Contrairement aux films hollywoodiens classiques, tout ce qui est dans La dolce
vita n'est pas vraiment nécessaire à l'intrigue, si il y a une
intrigue. Le spectateur est jeté dans la vie d'un homme pour qui rien
n'est acquis, un homme qui se cherche dans un monde terriblement complexe dans
lequel chacun est capable de faire les choses les plus immorales (par exemple
: la scène de l'orgie finale où tout le monde semble à
son niveau le plus bas). Au lieu que ce film soit une histoire linéaire,
il est plutôt un assemblage de plusieurs parties indépendantes,
des blocs séparés qui sont reliés pour un former un seul
film (exemple : la partie avec Sylvia, interprété par Anita Ekberg,
les parties avec la femme de Marcello, la partie avec le père de Marcello,
etc.), donc ce film se résume à des tranches épisodiques
de la vie de Marcello qui dédramatisent l'histoire. La mise en scène
de La dolce vita est marquée par la signature de Fellini, qui est la
caméra 360 degrés et les changements de ton. La scène du
bal avec Sylvia en témoigne car la caméra suit les personnages
lorsqu'ils dansent et elle s'adapte à différents styles musicaux
(du jazz au rock'n roll en passant par de la musique classique), ce qui provoque
une atmosphère différente à chaque fois. Fellini veut aussi
montrer qu'il y a une certaine incommunicabilité dans la société.

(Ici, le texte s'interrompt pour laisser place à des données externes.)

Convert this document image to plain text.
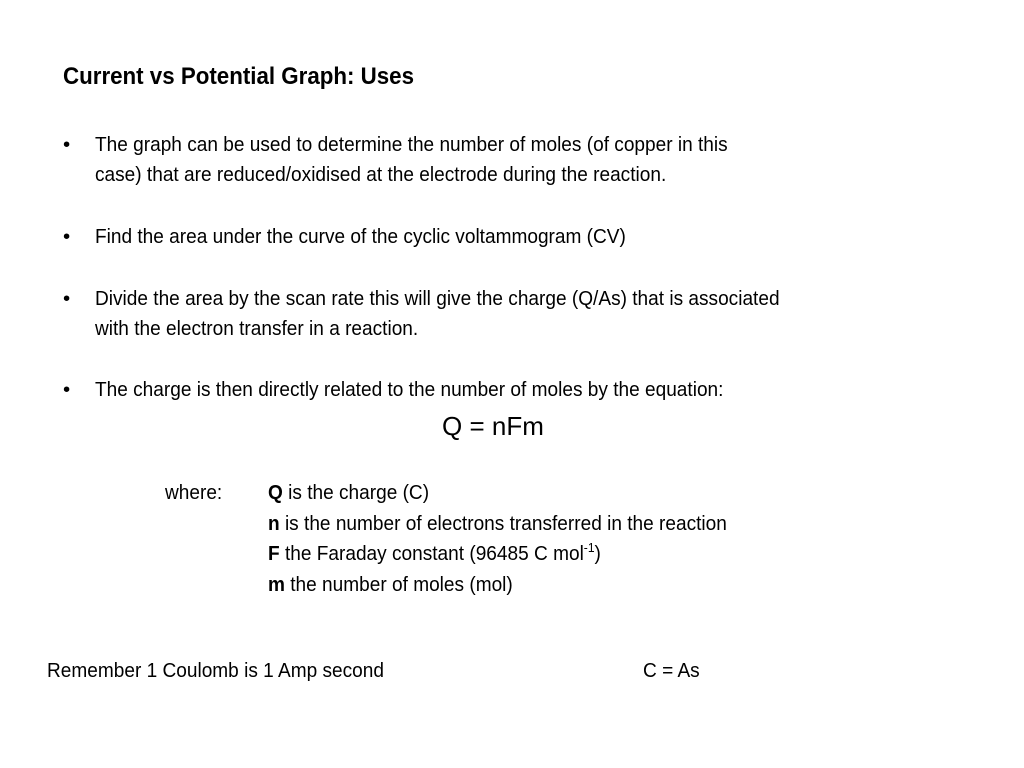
Current vs Potential Graph: Uses
•	The graph can be used to determine the number of moles (of copper in this
case) that are reduced/oxidised at the electrode during the reaction.
•	Find the area under the curve of the cyclic voltammogram (CV)
•	Divide the area by the scan rate this will give the charge (Q/As) that is associated
with the electron transfer in a reaction.
•	The charge is then directly related to the number of moles by the equation:
Q = nFm
where: Q is the charge (C)
n is the number of electrons transferred in the reaction
F the Faraday constant (96485 C mol$^{-1}$)
m the number of moles (mol)
Remember 1 Coulomb is 1 Amp second	C = As
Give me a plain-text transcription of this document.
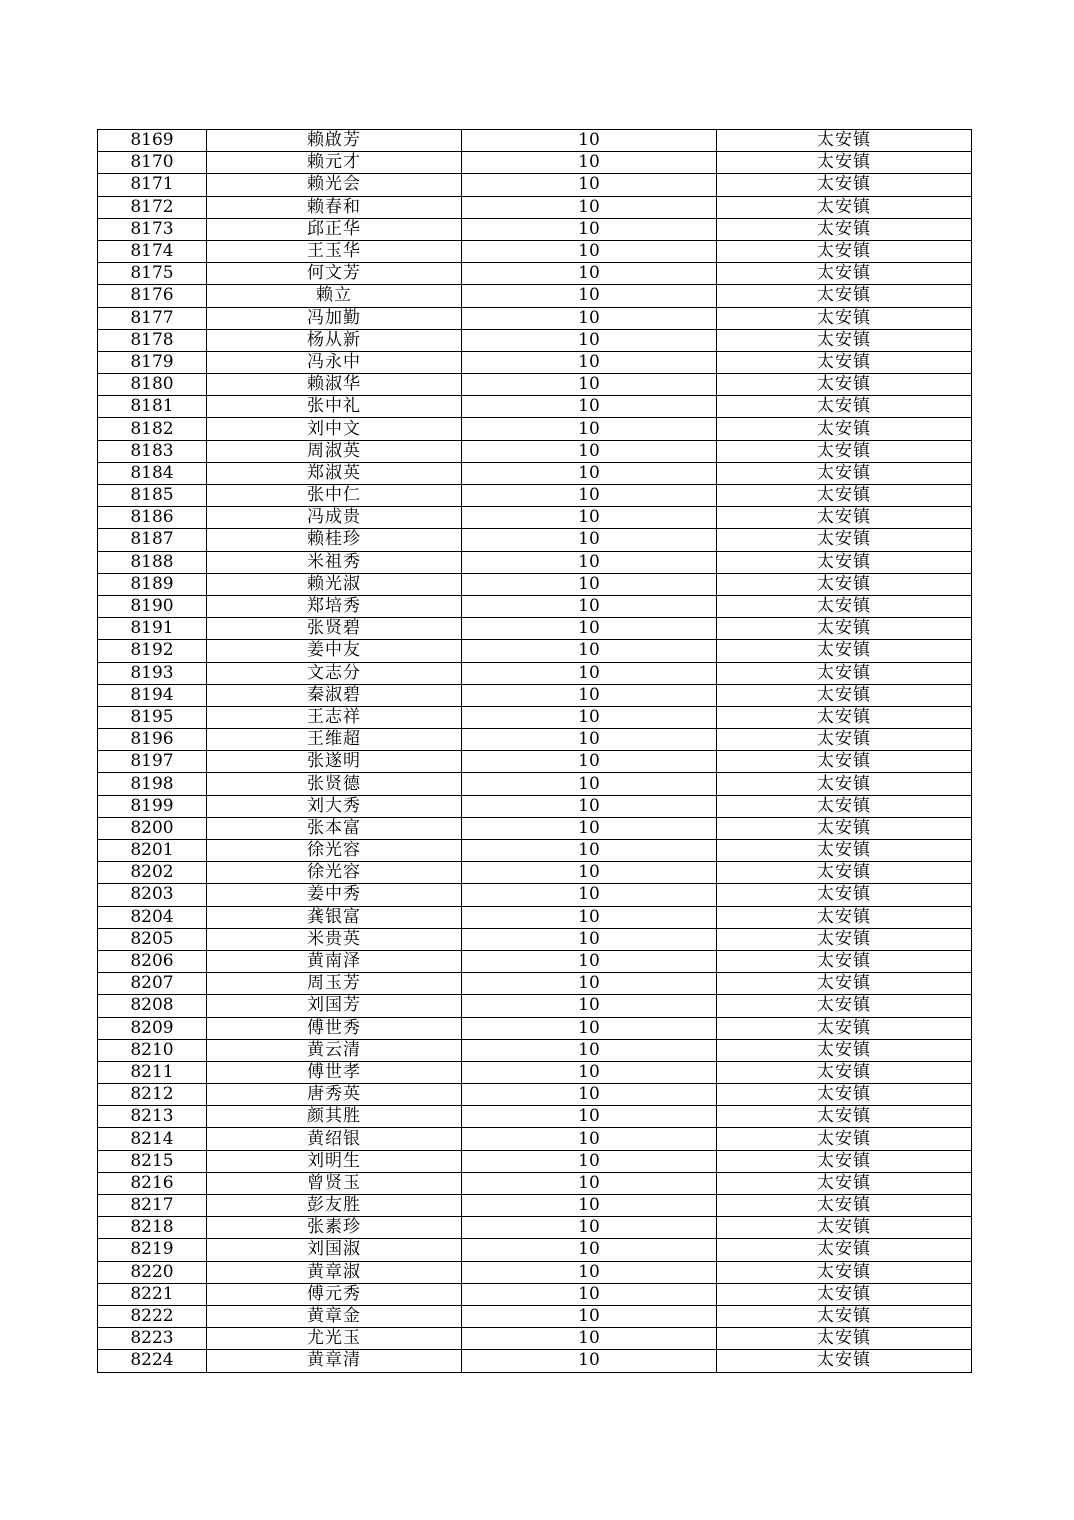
8169	赖啟芳	10	太安镇
8170	赖元才	10	太安镇
8171	赖光会	10	太安镇
8172	赖春和	10	太安镇
8173	邱正华	10	太安镇
8174	王玉华	10	太安镇
8175	何文芳	10	太安镇
8176	赖立	10	太安镇
8177	冯加勤	10	太安镇
8178	杨从新	10	太安镇
8179	冯永中	10	太安镇
8180	赖淑华	10	太安镇
8181	张中礼	10	太安镇
8182	刘中文	10	太安镇
8183	周淑英	10	太安镇
8184	郑淑英	10	太安镇
8185	张中仁	10	太安镇
8186	冯成贵	10	太安镇
8187	赖桂珍	10	太安镇
8188	米祖秀	10	太安镇
8189	赖光淑	10	太安镇
8190	郑培秀	10	太安镇
8191	张贤碧	10	太安镇
8192	姜中友	10	太安镇
8193	文志分	10	太安镇
8194	秦淑碧	10	太安镇
8195	王志祥	10	太安镇
8196	王维超	10	太安镇
8197	张遂明	10	太安镇
8198	张贤德	10	太安镇
8199	刘大秀	10	太安镇
8200	张本富	10	太安镇
8201	徐光容	10	太安镇
8202	徐光容	10	太安镇
8203	姜中秀	10	太安镇
8204	龚银富	10	太安镇
8205	米贵英	10	太安镇
8206	黄南泽	10	太安镇
8207	周玉芳	10	太安镇
8208	刘国芳	10	太安镇
8209	傅世秀	10	太安镇
8210	黄云清	10	太安镇
8211	傅世孝	10	太安镇
8212	唐秀英	10	太安镇
8213	颜其胜	10	太安镇
8214	黄绍银	10	太安镇
8215	刘明生	10	太安镇
8216	曾贤玉	10	太安镇
8217	彭友胜	10	太安镇
8218	张素珍	10	太安镇
8219	刘国淑	10	太安镇
8220	黄章淑	10	太安镇
8221	傅元秀	10	太安镇
8222	黄章金	10	太安镇
8223	尤光玉	10	太安镇
8224	黄章清	10	太安镇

Par exemple, lorsque Maddalena entraîne Marcello dans une salle vide et
qu'elle lui parle par l'intermédiaire d'un intercom, les deux se communiquent
des sentiments sans se voir, cela montre une certaine dépendance à
la technologie qui empêche la " vraie " communication. La scène
d'ouverture (lorsque Marcello est en hélicoptère et qu'il parle
à des femmes sur une terrasse) montre aussi une certaine incommunicabilité
de la société car des deux côtés, Marcello et les
femmes sur la terrasse, ils font semblant de se comprendre, mais en réalité
ils n'essaient même pas d'écouter l'autre. Pour finir, la fin de
La dolce vita est ambiguë (ouverte). Après la scène de l'orgie,
où tous les gens présents s'étaient abaissés à
leur niveau le plus bas, ils vont tous sur le bord de la plage où ils
voient des pêcheurs qui ont pêché un gros poisson un peu
bizarre. Le poisson repêché pourrait représenter métaphoriquement
la vie perdue de ces gens. Tout au long du film, ce groupe de personnes se croit
au dessus de tout le monde, ils vivent la vie avec douceur. Ils ne vivent que
pour s'amuser sans porter de jugement critique et sans regarder les problèmes
présents dans la société, bref ils errent sur la terre
sans se poser de questions. De plus, Fellini veut montrer encore une fois le
manque de communication. Lorsque la jeune serveuse du bar essaie de parler à
Marcello qui est sur la rive opposée, Marcello ne comprend rien de ce
qu'elle dit, alors il repart avec ses " amis " sans avoir rien compris.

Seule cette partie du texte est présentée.